Il présenta ses conclusions à l’Académie des Sciences qui refusa d’examiner ce travail « parce qu’il soutenait une théorie susceptible de donner des armes au panthéisme et au matérialisme » !

Peu importe que Pouchet ait eu tort ou raison : une théorie scientifique ne se discute pas à la lumière des cierges. C’est pourtant ce qui se produisit et Pouchet mourut, oublié, en 1872, laissant des manuscrits que personne ne lisait, puisqu’ils émanaient d’un mauvais esprit notoirement préoccupé de répandre des idées subversives.

Quelle importance — dira-t-on — le directeur du Muséum de Rouen n’a pas été torturé par des Moines inquisiteurs ni confiné en quelque cul-de-basse-fosse ; il a vécu en bon bourgeois provincial, s’est marié et a même eu un neveu qui s’appelle André Gide ?

Une petite chose, quand même. Vers 1960, des chercheurs belges tombèrent sur les manuscrits de Pouchet ; ils s’aperçurent qu’en 1847 le savant rouennais avait décrit avec une telle précision qu’il n’y avait rien à y reprendre le cycle d’ovulation des mammifères, découverte magistrale attribuée à Papanicolaou qui, ignorant tout de ce travail antérieur, la publia de son côté, en 1917.

La conclusion s’offre à nos yeux, navrante dans sa pâle réalité : le scrupuleux respect des directives pontificales a retardé de soixante-dix ans la connaissance d’un phénomène biologique d’une immense valeur thérapeutique. Affirmer que ce fait pénible ait été unique relèverait de la pure niaiserie.

Au terme de cette petite étude, d’où nous condamnons par avance tous ceux qui croiraient y découvrir quelque intention polémique, nous n’hésiterons pas à rappeler que les Écritures Saintes n’ont jamais recommandé de mettre la lumière sous le boisseau et que lourde est la responsabilité des clercs qui ont estimé que leur apostolat se réduisait à jeter au feu tout ce qui semblait dévier de leur propre  doctrine.

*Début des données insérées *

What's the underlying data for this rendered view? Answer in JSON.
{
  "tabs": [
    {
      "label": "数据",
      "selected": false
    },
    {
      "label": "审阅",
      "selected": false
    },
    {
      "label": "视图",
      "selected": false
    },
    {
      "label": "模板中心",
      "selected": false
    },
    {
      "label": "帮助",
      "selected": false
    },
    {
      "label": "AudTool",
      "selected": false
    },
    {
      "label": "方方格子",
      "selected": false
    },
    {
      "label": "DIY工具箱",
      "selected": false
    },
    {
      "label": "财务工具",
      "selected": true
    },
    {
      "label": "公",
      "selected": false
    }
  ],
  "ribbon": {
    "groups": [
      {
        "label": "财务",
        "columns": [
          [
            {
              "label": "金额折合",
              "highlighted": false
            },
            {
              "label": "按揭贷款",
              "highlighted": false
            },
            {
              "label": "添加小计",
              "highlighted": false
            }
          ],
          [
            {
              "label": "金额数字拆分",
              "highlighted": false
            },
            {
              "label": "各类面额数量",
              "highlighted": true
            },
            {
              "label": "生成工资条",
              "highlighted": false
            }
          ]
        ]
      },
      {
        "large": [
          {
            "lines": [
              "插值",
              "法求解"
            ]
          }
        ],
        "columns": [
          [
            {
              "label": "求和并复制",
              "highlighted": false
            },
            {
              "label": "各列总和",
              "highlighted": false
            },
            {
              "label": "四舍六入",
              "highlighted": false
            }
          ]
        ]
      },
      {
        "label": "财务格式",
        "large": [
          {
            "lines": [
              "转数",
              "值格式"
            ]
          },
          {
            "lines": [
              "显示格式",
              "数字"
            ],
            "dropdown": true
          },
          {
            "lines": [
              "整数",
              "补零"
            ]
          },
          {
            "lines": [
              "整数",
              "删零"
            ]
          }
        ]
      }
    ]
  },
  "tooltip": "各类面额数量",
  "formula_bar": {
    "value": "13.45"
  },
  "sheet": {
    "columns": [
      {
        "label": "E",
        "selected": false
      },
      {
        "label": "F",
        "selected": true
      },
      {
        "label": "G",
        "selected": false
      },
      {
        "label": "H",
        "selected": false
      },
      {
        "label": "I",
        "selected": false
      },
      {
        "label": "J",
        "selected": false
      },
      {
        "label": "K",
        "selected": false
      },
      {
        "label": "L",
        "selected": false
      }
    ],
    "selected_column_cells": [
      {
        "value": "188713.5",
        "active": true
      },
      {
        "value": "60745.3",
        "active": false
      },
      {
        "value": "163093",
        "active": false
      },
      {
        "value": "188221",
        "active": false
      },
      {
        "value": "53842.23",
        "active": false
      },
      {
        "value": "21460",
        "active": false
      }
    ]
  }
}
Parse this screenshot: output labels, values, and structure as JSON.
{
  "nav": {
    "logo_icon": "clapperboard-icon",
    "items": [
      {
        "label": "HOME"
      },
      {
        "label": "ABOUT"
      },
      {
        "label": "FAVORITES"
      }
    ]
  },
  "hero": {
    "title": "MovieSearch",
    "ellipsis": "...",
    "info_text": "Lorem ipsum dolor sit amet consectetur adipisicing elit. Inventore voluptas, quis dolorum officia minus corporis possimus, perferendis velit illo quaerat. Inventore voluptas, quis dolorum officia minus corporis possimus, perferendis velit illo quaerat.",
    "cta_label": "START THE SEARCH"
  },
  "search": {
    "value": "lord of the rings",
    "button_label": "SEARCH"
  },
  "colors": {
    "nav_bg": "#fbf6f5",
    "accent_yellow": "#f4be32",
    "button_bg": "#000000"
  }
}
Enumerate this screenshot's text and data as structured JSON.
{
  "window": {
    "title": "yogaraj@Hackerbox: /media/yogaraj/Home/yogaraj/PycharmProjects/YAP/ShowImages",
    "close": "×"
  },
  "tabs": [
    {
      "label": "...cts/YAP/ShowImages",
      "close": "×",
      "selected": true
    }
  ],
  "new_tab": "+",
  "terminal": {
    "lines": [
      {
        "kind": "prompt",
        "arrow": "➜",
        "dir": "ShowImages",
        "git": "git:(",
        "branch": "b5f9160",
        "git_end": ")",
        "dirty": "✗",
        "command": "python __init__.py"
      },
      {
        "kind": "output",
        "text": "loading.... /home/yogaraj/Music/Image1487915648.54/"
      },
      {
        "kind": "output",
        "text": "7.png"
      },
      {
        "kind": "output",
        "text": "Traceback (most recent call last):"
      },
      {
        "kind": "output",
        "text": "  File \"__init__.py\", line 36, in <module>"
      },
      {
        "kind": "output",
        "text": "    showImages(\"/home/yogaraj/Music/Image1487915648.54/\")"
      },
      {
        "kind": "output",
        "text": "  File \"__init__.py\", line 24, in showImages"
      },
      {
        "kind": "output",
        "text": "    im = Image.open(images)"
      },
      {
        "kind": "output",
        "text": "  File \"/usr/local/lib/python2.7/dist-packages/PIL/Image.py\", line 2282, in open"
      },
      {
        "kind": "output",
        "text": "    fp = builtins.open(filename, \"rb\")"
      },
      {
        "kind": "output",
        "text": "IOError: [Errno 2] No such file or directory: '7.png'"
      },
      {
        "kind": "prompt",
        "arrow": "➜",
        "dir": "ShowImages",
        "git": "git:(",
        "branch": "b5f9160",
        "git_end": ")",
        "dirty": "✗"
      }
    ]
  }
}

Maintenant que l’abbé Bournisien et M. Homais sont confondus dans une même poussière, nous nous complaisons à imaginer que leurs ombres dialoguent en paix dans le séjour bienheureux promis aux hommes de bonne volonté qu’ils étaient I’un et I’autre.

Le curé de Yonville doit avoir bien du mal à saisir le sens des nouveaux textes apostoliques dont l’encre a viré du vert de l’espérance au rouge de la Révolution et le pharmacien ne pas manquer de s’étonner qu’à la place du catholicisme règne sans partage sur l’Université une nouvelle Religion d’État : la Psychanalyse. Elle a, comme tout système clos de pensée, ses pieux dévots qu’il n’est pas bon de contredire, ses prophètes intarissables et son Souverain Pontife : Jean-Paul (Sartre), qui, au moment où l’homme pose le pied sur la Lune, publie une encyclique d’une si haute portée que nous n’hésiterons pas à la citer in extenso : « la Science ne m’intéresse pas ». « Nil novi sub sole » doit dire M. Homais, avec un profond soupir !

Dr Germain GALERANT

(Rouen)

(1) La vérité nous fait un devoir d’établir une distinction entre les vertus qui justifient une canonisation et le travail diplomatique des rédacteurs effectifs des textes pontificaux dont les impératifs peuvent s’opposer.

(2) « Les inondations de la Loire sont dues aux excès de la Presse et à l’inobservation du Dimanche ». Mandement de l’évêque de Metz (décembre 1846).